Let $A$ be a $C^{*}$-algebra with identity, $a \in A$, $a \geq 0$.
1: Please show me how I prove that $ a \leq 1_{A} \Longleftrightarrow \Vert a \Vert \leq 1 $
2: Let $A$ be a $C^{*}$-algebra with identity $ a,b \in A$, if $a \geq 0$, $b \leq 0 $, then $ \sigma ( ab ) \subset [ 0, \infty ) $ and $ ab \geq 0 $
If $0\leq a\leq 1_A$, then $1_A-a\geq0$. Thus $\sigma(a)\subset[0,\infty)$ and $$1-\sigma(a)=\sigma(1_A-a)\subset[0,\infty),$$ so $\sigma(a)\subset[0,1]$. As $a$ is selfadjoint, $\|a\|=\max\sigma(a)\leq1$.
Conversely, if $\|a\|\leq1$: as the spectral radius is always at most the norm, and since $a\geq0$, we get $\sigma(a)\subset[0,1]$. Then $\sigma(1_A-a)\subset[0,1]$, and so $1_A-a\geq0$.

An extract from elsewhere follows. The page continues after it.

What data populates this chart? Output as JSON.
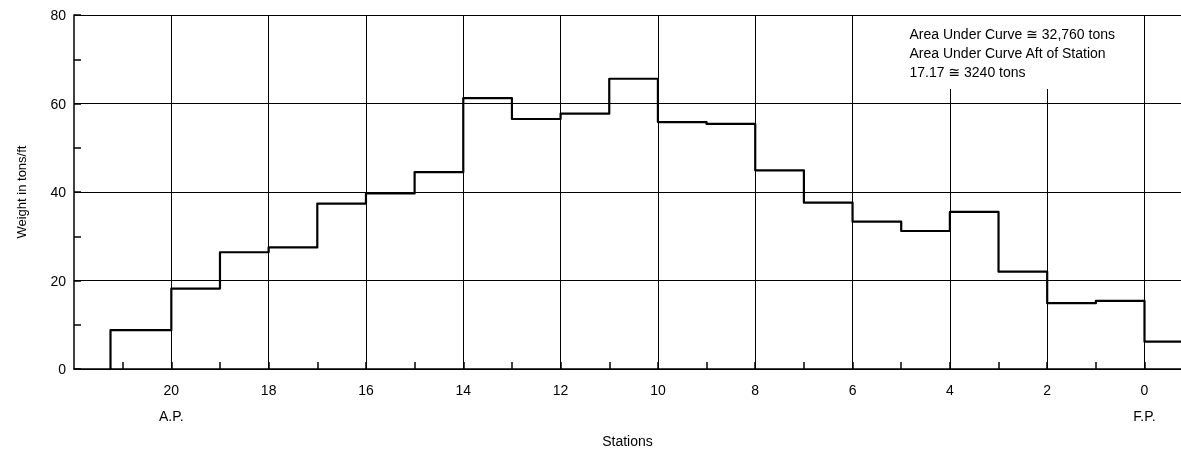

For the second part, if $a\geq0$ and $b\leq0$, then the spectrum of $ab$ is not necessarily positive even when $A=\mathbb C$ (as pointed out by Aweygan). If $a\geq0$ and $b\geq0$, then one can use that in a Banach algebra $$\{0\}\cup\sigma(xy)=\{0\}\cup\sigma(yx).$$ Then $$ \{0\}\cup\sigma(ab)=\{0\}\cup\sigma(a^{1/2}ba^{1/2})\subset[0,\infty). $$ Finally, if $A$ is not commutative, it is not true in general that the product of positive operators is positive. This fails already in $M_2(\mathbb C)$.